Pairing with server adapters
Most server-side adapters automatically register or expose a handler for the configured client ingestion path:
- programmatic server adapters auto-register
POST /inngest - file-based integrations expose a handler helper you mount yourself
- ingested events are tagged as
type: "client_log"andsource: "client"
See the individual pages under Integrations for exact mounting patterns.

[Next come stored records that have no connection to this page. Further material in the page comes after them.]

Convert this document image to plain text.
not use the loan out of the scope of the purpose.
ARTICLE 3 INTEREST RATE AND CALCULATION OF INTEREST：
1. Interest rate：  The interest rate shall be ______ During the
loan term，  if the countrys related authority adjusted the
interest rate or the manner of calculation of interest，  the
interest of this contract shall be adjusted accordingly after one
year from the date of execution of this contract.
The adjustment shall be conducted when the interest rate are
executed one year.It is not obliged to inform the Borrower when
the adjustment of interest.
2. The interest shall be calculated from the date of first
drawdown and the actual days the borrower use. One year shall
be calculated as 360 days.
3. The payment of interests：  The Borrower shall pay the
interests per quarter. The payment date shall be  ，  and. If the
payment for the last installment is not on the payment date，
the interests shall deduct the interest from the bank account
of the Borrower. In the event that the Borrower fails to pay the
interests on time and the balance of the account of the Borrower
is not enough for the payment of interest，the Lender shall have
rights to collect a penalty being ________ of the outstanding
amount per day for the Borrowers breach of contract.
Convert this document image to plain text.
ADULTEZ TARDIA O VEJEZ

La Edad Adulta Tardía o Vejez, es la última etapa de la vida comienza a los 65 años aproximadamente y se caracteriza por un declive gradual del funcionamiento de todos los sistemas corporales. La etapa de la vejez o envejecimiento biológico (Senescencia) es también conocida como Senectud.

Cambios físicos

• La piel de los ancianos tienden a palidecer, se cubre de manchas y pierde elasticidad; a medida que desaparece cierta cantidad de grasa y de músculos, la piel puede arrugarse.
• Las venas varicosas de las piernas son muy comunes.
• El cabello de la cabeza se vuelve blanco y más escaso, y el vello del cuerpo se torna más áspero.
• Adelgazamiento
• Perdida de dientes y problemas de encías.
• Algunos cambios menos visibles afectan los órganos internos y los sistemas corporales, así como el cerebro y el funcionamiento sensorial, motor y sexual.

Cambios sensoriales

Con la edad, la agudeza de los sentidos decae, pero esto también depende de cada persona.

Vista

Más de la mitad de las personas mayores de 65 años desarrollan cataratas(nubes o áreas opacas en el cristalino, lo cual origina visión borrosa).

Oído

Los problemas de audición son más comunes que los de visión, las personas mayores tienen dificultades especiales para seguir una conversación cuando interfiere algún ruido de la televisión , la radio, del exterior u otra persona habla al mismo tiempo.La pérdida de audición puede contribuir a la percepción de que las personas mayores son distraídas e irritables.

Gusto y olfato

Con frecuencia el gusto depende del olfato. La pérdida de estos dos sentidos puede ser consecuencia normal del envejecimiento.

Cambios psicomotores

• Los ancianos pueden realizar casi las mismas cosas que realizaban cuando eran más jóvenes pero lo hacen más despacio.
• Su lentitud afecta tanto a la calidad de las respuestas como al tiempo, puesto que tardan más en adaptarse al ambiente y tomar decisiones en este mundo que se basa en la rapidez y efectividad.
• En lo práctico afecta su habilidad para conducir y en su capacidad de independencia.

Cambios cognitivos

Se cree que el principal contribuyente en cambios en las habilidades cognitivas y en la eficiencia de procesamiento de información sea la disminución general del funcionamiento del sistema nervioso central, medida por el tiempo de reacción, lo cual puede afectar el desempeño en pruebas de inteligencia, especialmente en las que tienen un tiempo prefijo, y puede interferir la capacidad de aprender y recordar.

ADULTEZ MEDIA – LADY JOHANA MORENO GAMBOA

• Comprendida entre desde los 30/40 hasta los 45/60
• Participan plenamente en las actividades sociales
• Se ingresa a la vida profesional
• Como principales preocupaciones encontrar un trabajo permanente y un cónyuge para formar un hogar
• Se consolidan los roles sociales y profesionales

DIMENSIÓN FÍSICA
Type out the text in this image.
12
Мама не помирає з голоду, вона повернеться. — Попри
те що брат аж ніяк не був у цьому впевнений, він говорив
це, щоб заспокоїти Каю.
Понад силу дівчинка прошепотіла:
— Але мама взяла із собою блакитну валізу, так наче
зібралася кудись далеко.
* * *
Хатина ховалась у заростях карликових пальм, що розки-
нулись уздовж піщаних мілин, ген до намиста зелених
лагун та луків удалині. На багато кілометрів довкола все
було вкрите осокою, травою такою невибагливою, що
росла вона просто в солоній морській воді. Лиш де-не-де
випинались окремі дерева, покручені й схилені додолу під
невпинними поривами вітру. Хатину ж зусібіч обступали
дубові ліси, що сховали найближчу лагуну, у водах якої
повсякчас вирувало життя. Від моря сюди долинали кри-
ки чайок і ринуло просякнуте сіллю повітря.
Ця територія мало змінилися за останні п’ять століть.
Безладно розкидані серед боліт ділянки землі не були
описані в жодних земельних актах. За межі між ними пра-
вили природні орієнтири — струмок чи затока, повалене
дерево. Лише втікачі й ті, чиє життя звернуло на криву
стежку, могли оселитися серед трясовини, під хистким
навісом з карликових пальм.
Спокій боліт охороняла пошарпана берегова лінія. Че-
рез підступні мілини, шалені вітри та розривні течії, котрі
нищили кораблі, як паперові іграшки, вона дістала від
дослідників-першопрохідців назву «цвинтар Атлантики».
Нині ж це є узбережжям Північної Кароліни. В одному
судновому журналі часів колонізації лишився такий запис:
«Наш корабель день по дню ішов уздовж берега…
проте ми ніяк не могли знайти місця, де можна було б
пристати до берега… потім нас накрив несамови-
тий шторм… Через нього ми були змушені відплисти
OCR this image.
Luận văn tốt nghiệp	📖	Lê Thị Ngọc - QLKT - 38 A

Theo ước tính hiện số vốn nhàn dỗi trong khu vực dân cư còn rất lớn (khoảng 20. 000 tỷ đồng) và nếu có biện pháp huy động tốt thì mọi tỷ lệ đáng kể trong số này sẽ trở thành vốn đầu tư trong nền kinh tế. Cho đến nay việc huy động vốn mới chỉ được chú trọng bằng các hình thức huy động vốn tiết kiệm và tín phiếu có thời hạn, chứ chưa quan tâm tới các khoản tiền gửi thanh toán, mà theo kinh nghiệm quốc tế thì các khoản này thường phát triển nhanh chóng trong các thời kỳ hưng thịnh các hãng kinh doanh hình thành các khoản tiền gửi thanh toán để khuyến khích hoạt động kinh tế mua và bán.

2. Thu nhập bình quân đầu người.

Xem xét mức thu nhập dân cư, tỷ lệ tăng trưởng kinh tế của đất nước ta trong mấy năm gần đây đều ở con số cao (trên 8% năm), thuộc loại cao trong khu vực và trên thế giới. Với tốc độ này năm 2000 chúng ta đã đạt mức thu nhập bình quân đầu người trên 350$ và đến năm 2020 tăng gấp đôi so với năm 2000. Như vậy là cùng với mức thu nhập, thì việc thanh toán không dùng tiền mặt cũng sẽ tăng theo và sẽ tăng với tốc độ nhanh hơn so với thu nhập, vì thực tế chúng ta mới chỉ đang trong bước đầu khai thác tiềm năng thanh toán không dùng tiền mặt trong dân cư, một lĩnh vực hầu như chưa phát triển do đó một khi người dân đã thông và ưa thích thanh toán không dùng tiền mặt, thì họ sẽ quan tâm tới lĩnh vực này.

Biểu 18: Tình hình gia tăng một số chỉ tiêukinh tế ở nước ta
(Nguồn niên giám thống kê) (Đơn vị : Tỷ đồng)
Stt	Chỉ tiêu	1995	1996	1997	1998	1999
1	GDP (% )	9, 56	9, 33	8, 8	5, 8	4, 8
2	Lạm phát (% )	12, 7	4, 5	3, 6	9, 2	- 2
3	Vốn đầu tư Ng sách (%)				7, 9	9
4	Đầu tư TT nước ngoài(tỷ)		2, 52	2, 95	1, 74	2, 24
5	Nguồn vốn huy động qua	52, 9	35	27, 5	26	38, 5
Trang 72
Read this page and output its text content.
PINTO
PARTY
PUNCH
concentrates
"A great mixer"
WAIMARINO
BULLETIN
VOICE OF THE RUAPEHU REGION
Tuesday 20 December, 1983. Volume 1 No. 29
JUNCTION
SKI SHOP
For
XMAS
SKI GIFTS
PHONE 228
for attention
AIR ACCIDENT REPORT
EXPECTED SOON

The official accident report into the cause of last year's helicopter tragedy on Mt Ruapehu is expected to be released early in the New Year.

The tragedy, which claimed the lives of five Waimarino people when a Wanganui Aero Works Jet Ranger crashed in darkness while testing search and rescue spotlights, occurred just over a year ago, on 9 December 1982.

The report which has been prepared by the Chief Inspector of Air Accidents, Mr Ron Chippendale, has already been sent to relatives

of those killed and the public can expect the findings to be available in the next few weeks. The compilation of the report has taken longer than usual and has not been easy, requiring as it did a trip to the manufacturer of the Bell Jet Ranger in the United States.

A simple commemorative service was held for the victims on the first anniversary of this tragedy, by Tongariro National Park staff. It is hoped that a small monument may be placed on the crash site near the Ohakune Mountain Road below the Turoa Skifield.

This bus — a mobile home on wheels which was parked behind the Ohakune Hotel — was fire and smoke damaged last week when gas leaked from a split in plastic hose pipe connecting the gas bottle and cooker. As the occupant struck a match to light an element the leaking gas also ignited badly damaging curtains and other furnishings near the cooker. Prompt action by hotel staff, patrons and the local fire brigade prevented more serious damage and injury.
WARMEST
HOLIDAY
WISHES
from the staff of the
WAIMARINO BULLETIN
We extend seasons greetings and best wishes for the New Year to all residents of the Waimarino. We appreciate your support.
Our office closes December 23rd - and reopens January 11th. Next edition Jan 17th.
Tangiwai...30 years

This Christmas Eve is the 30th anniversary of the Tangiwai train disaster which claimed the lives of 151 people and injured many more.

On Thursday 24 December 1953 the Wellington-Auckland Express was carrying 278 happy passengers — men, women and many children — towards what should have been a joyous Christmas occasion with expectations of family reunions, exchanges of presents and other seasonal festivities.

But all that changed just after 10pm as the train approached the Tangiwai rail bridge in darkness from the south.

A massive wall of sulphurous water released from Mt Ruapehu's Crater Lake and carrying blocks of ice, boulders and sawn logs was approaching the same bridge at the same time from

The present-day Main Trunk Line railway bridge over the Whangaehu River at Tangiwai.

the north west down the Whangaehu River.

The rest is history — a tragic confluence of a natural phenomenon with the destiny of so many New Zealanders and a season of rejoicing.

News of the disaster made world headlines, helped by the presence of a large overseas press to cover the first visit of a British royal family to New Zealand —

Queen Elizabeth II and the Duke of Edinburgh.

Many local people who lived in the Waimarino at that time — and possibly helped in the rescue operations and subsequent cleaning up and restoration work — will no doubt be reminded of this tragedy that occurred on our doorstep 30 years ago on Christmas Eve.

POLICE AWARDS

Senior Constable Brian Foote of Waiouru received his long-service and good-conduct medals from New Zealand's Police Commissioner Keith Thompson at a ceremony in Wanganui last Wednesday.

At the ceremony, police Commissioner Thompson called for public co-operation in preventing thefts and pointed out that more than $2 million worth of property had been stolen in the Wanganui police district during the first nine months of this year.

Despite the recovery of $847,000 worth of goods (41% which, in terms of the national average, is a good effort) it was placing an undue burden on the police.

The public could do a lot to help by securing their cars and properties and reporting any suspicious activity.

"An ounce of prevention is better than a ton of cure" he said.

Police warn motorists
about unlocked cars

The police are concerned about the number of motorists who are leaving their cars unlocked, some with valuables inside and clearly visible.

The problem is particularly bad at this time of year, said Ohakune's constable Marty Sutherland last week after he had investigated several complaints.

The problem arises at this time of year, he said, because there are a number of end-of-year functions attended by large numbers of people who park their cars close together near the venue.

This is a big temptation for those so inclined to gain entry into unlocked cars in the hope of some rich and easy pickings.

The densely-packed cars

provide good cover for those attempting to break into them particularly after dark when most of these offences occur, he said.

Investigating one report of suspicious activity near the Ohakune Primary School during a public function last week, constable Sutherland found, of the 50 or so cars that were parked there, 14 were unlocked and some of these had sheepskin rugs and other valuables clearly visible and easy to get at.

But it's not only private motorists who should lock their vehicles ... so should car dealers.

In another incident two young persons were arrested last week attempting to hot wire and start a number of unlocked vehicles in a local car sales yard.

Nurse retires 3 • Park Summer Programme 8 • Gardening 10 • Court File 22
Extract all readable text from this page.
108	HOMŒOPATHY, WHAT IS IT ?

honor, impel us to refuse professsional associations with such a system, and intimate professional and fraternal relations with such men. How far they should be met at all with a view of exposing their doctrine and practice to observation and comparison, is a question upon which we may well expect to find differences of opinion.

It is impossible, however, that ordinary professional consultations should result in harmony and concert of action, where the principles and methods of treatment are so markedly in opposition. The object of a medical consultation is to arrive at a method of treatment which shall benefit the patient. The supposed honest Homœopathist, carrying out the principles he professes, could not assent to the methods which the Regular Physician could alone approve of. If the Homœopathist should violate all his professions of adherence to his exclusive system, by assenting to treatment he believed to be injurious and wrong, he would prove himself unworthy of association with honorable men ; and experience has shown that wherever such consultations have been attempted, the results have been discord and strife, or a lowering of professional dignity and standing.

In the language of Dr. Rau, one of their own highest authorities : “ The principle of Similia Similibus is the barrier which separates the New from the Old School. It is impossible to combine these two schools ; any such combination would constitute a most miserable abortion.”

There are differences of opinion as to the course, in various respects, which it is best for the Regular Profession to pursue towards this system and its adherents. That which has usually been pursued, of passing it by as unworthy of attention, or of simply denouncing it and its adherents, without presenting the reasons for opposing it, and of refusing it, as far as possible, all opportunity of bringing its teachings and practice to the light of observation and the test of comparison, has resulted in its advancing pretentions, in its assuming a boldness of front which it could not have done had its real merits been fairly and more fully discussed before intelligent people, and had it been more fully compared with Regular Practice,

Connector forwarding requests
The browser client can ask Blyp ingestion to forward logs into a configured connector:
const posthogLogger = createClientLogger({
endpoint: "/inngest",
connector: "posthog",
});
const sentryLogger = createClientLogger({
endpoint: "/inngest",
connector: "sentry",
});
const otlpLogger = createClientLogger({
endpoint: "/inngest",
connector: { type: "otlp", name: "grafana" },
});Important behavior:
- the browser still posts to Blyp first
- Blyp forwards only when the matching server connector is configured
- Blyp warns once if the requested connector is missing on the server
- PostHog client
errorandcriticallogs are promoted into Error Tracking only when server-side PostHog error tracking runs inautomode
Use Connectors for the server-side setup behind these requests.
Expo mobile logging
Expo has its own logger because it does not run in a browser environment and cannot rely on same-origin delivery.
import { createExpoLogger } from "@blyp/core/expo";
const logger = createExpoLogger({
endpoint: "https://api.example.com/inngest",
metadata: () => ({
app: "mobile",
}),
delivery: {
maxRetries: 3,
retryDelayMs: 5000,
},
});Use Expo for the full mobile setup and its delivery constraints.